ABOUT 100 Cathedral precinct community members heard from homelessness outreach centre advocates at an information seminar held at the Hanly Room in the precinct today.
The number of rough sleepers living around St Stephen’s Cathedral has steadily increased since January this year.
Brisbane auxiliary Bishop Tim Norton, who mediated the seminar, said this raised a lot of questions for the community who worshipped, volunteered and worked in the precinct.
He said it was a complex matter and Brisbane archdiocese wanted to hear from the community about it.
Bishop Norton said he was aware some people had expressed they felt unsafe and uncomfortable with the presence of an increasing number of people sleeping rough.
“That’s a good interface to work out what’s what – what’s the unsafe and what’s the uncomfortable because being private property we do have OHS concerns that we have to make safe working spaces for people,” he said.
He said there were people setting up homes in the precinct and it was often right outside the windows where staff worked.

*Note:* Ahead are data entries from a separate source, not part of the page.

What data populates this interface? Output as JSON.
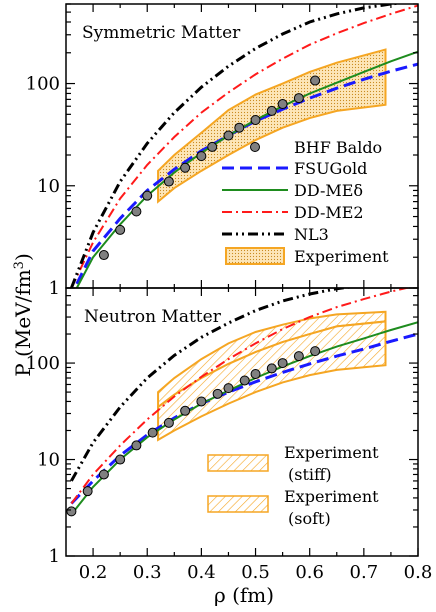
{
  "figure": {
    "ylabel": "P (MeV/fm",
    "ylabel_sup": "3",
    "ylabel_close": ")",
    "xlabel": "ρ (fm)"
  },
  "colors": {
    "bhf": "#808080",
    "fsugold": "#1a1aff",
    "ddmed": "#1e8c1e",
    "ddme2": "#ff1a1a",
    "nl3": "#000000",
    "experiment": "#f5a623"
  },
  "chart_data": [
    {
      "type": "line",
      "panel": "top",
      "annotation": "Symmetric Matter",
      "xlim": [
        0.15,
        0.8
      ],
      "ylim": [
        1,
        600
      ],
      "log_y": true,
      "y_ticks": [
        1,
        10,
        100
      ],
      "y_tick_labels": [
        "1",
        "10",
        "100"
      ],
      "grid": false,
      "legend_position": "bottom-right",
      "series": [
        {
          "name": "BHF Baldo",
          "style": "markers",
          "x": [
            0.22,
            0.25,
            0.28,
            0.3,
            0.34,
            0.37,
            0.4,
            0.42,
            0.45,
            0.47,
            0.5,
            0.53,
            0.55,
            0.58,
            0.61
          ],
          "y": [
            2.1,
            3.7,
            5.6,
            8.0,
            11,
            15,
            19.5,
            24,
            31,
            37,
            44,
            54,
            63,
            72,
            107
          ]
        },
        {
          "name": "FSUGold",
          "style": "dashed",
          "x": [
            0.17,
            0.2,
            0.25,
            0.3,
            0.35,
            0.4,
            0.45,
            0.5,
            0.55,
            0.6,
            0.65,
            0.7,
            0.75,
            0.8
          ],
          "y": [
            1.1,
            2.3,
            4.8,
            9,
            14.5,
            22,
            31,
            43,
            56,
            72,
            90,
            110,
            132,
            155
          ]
        },
        {
          "name": "DD-MEδ",
          "style": "solid",
          "x": [
            0.17,
            0.2,
            0.25,
            0.3,
            0.35,
            0.4,
            0.45,
            0.5,
            0.55,
            0.6,
            0.65,
            0.7,
            0.75,
            0.8
          ],
          "y": [
            1.0,
            2.0,
            4.2,
            8,
            13.5,
            21,
            31,
            44,
            60,
            80,
            102,
            130,
            165,
            205
          ]
        },
        {
          "name": "DD-ME2",
          "style": "dash-dot",
          "x": [
            0.16,
            0.2,
            0.25,
            0.3,
            0.35,
            0.4,
            0.45,
            0.5,
            0.55,
            0.6,
            0.65,
            0.7,
            0.75,
            0.8
          ],
          "y": [
            1.0,
            2.8,
            7.5,
            16,
            30,
            52,
            82,
            123,
            175,
            240,
            310,
            390,
            480,
            580
          ]
        },
        {
          "name": "NL3",
          "style": "dash-dot-dot",
          "x": [
            0.16,
            0.2,
            0.25,
            0.3,
            0.35,
            0.4,
            0.45,
            0.5,
            0.55,
            0.6,
            0.65,
            0.7,
            0.75,
            0.8
          ],
          "y": [
            1.0,
            3.5,
            11,
            26,
            52,
            92,
            148,
            220,
            305,
            400,
            480,
            550,
            600,
            640
          ]
        },
        {
          "name": "Experiment",
          "style": "band",
          "x": [
            0.32,
            0.35,
            0.4,
            0.45,
            0.5,
            0.55,
            0.6,
            0.65,
            0.74
          ],
          "y_low": [
            7,
            9.5,
            14,
            20,
            28,
            37,
            46,
            54,
            62
          ],
          "y_high": [
            14,
            20,
            33,
            55,
            78,
            100,
            130,
            160,
            215
          ]
        }
      ]
    },
    {
      "type": "line",
      "panel": "bottom",
      "annotation": "Neutron Matter",
      "xlim": [
        0.15,
        0.8
      ],
      "ylim": [
        1,
        600
      ],
      "log_y": true,
      "x_ticks": [
        0.2,
        0.3,
        0.4,
        0.5,
        0.6,
        0.7,
        0.8
      ],
      "x_tick_labels": [
        "0.2",
        "0.3",
        "0.4",
        "0.5",
        "0.6",
        "0.7",
        "0.8"
      ],
      "y_ticks": [
        1,
        10,
        100
      ],
      "y_tick_labels": [
        "1",
        "10",
        "100"
      ],
      "grid": false,
      "legend_position": "bottom-right",
      "series": [
        {
          "style": "markers",
          "x": [
            0.16,
            0.19,
            0.22,
            0.25,
            0.28,
            0.31,
            0.34,
            0.37,
            0.4,
            0.43,
            0.45,
            0.48,
            0.5,
            0.53,
            0.55,
            0.58,
            0.61
          ],
          "y": [
            2.9,
            4.7,
            7.0,
            10,
            14,
            19,
            24,
            32,
            40,
            48,
            55,
            66,
            77,
            88,
            100,
            118,
            133
          ]
        },
        {
          "style": "dashed",
          "x": [
            0.16,
            0.2,
            0.25,
            0.3,
            0.35,
            0.4,
            0.45,
            0.5,
            0.55,
            0.6,
            0.65,
            0.7,
            0.75,
            0.8
          ],
          "y": [
            3.5,
            6,
            11,
            18,
            27,
            38,
            50,
            64,
            80,
            98,
            118,
            140,
            168,
            200
          ]
        },
        {
          "style": "solid",
          "x": [
            0.16,
            0.2,
            0.25,
            0.3,
            0.35,
            0.4,
            0.45,
            0.5,
            0.55,
            0.6,
            0.65,
            0.7,
            0.75,
            0.8
          ],
          "y": [
            2.7,
            5.2,
            10,
            17,
            26,
            38,
            52,
            70,
            92,
            118,
            148,
            180,
            220,
            265
          ]
        },
        {
          "style": "dash-dot",
          "x": [
            0.16,
            0.2,
            0.25,
            0.3,
            0.35,
            0.4,
            0.45,
            0.5,
            0.55,
            0.6,
            0.65,
            0.7,
            0.75,
            0.8
          ],
          "y": [
            3.5,
            7,
            14,
            26,
            45,
            72,
            110,
            160,
            225,
            300,
            380,
            460,
            550,
            640
          ]
        },
        {
          "style": "dash-dot-dot",
          "x": [
            0.16,
            0.2,
            0.25,
            0.3,
            0.35,
            0.4,
            0.45,
            0.5,
            0.55,
            0.6,
            0.65,
            0.7,
            0.75,
            0.8
          ],
          "y": [
            6,
            15,
            35,
            70,
            120,
            185,
            260,
            350,
            440,
            520,
            590,
            640,
            680,
            700
          ]
        },
        {
          "name": "Experiment (stiff)",
          "style": "band-hatch",
          "x": [
            0.32,
            0.35,
            0.4,
            0.45,
            0.5,
            0.55,
            0.6,
            0.65,
            0.74
          ],
          "y_low": [
            35,
            47,
            70,
            98,
            130,
            165,
            200,
            240,
            270
          ],
          "y_high": [
            50,
            70,
            110,
            160,
            210,
            250,
            290,
            320,
            340
          ]
        },
        {
          "name": "Experiment (soft)",
          "style": "band-hatch",
          "x": [
            0.32,
            0.35,
            0.4,
            0.45,
            0.5,
            0.55,
            0.6,
            0.65,
            0.74
          ],
          "y_low": [
            16,
            20,
            28,
            38,
            50,
            63,
            75,
            85,
            95
          ],
          "y_high": [
            35,
            47,
            70,
            98,
            130,
            165,
            200,
            240,
            270
          ]
        }
      ]
    }
  ],
  "legend_top": [
    {
      "label": "BHF Baldo"
    },
    {
      "label": "FSUGold"
    },
    {
      "label": "DD-MEδ"
    },
    {
      "label": "DD-ME2"
    },
    {
      "label": "NL3"
    },
    {
      "label": "Experiment"
    }
  ],
  "legend_bottom": [
    {
      "label_line1": "Experiment",
      "label_line2": "(stiff)"
    },
    {
      "label_line1": "Experiment",
      "label_line2": "(soft)"
    }
  ]
}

“That’s okay up to a point, but if people are camping then life goes on and the necessities of life go on outside that person’s office window, and that’s not exactly ideal,” he said.
There were other challenges as well, he said, like having to repair bathrooms after damages and the presence of drugs on the cathedral grounds.
He said there was a unique opportunity to do something positive about the situation..
He said he was delighted at how many people had shown up to the seminar, saying it was encouraging to see.
St Vincent de Paul Society Queensland support services strategic manager Edwina Wagland said financial pressures like housing affordability and inflation had forced many people already under strain to slip into homelessness.
“We are experiencing a lot more people at risk of homelessness,” she said.
“This is why we will start to see a few more people move into some of these spaces.”
Emmanuel City Mission director Roby Curtis told the Cathedral precinct community members who felt unsafe or uncomfortable that their feelings were legitimate.
He said the standard for behaviour at ECM’s outreach centre was high and there were good reasons for that.
As a Christian people, he said, the teachings of Jesus were always central and the Church had to be like Pope Francis imagined – “to be a Church that is poor with the poor”.
He urged people to see the Church as a Church that is bruised, dirty and hurting from being amongst the streets its people as Pope Francis’ encyclical Joy of the Gospel said.
The speakers shared information about their support services and how community members could refer people in need to receive help.